When The Legend of Korra ended, fans reveled in the finally confirmed romance between the titular character and her best friend Asami. Naturally, such a shippable romance deserves a followup, which Dark Horse Comics delivers in The Legend of Korra: Turf Wars. Featuring writers and artists from the original hit Nickelodeon show, Turf Wars picks right up where the animated series left off. A beautiful mesh of the show's distinctive style and comic book brilliance, Turf Wars translates well into the graphic novel medium, as engaging in-hand as it feels onscreen.
Even more exciting, the series delves into the nature of Korra and Asami's burgeoning relationship, exploring LGBTQ themes not often tackled by a comic book, much less a former children's show. Overall, this graphic novel looks looks like it will bend as many preconceptions as it will fire, water, earth, and air.

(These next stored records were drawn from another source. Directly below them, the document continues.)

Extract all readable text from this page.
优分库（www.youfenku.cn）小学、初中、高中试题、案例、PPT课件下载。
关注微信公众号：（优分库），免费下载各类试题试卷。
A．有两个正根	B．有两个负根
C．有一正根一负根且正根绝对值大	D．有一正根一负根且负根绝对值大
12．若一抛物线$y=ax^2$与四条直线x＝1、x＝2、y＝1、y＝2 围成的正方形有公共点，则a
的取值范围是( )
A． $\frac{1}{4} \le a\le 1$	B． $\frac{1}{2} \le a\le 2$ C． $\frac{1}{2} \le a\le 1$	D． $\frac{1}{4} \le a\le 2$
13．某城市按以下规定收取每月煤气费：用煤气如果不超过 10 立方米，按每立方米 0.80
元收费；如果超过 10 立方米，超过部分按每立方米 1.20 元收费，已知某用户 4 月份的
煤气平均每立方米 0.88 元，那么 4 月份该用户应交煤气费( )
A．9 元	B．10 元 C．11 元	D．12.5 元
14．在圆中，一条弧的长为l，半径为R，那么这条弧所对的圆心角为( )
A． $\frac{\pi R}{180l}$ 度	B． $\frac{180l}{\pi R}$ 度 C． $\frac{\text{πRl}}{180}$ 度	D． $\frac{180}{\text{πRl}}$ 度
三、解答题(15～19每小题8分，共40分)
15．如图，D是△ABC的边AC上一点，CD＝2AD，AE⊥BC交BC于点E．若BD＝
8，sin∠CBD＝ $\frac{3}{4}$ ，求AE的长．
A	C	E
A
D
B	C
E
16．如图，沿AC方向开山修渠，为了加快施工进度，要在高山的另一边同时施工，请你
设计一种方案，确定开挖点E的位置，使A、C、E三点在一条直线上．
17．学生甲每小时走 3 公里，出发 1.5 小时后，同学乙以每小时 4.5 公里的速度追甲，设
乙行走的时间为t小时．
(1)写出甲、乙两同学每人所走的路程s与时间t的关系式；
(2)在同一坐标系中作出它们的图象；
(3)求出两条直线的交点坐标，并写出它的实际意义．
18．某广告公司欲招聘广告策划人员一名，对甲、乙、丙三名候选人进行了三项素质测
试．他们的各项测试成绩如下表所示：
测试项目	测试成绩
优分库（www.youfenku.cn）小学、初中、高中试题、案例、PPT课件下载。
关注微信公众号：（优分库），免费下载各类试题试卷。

Korra And Asami Spend Their Honeymoon In The Spirit World
If you remember, The Legend of Korra ends with the avatar and Asami deciding to begin their lives together as a couple, and they enter the spirit world hand-in-hand to take their much deserved vacation. While among the world of spirits, they swim with schools of fish, embrace under magic waterfalls, and even ride a freaking phoenix. Keep your photos from Maui to yourself.
More Characters Are Also Revealed To Be Queer
Though Korra and Asami are the first queer characters the viewer is made aware of, Turf Wars reveals other characters from both Avatar and The Legend of Korra who happen to be queer as well. Avatar Kyoshi, who came before Avatar Roku, was bisexual, while Avatar Aang's daughter, Kya, shares her coming-out story to the new couple. By writing in these characters as something other than queer, the writers highlight that the relationship between Korra and Asami is not entirely unorthodox in the Avatar world.
The Comic's LGBTQ Topics Are Part Of The Storyline Itself
Though turmoil and a new villain arrive in the vacuum left by Kuvira's defeat, they remain only part of Turf Wars's plotline. Korra coming out to her parents serves as its own plot point equally as compelling as the new antagonist, perhaps even more so because it adds dimension to Avatar's already complex and compelling world. Readers learn that while more-or-less accepted the Water Tribe, queerness is considered a private matter. Meanwhile, it encounters hostility in both the Earth and Fire Nations, only truly embraced by the long-gone Air Nomads of old. These types of struggles are ones that resound with young comic book readers, especially those who find themselves coming to terms with their sexuality.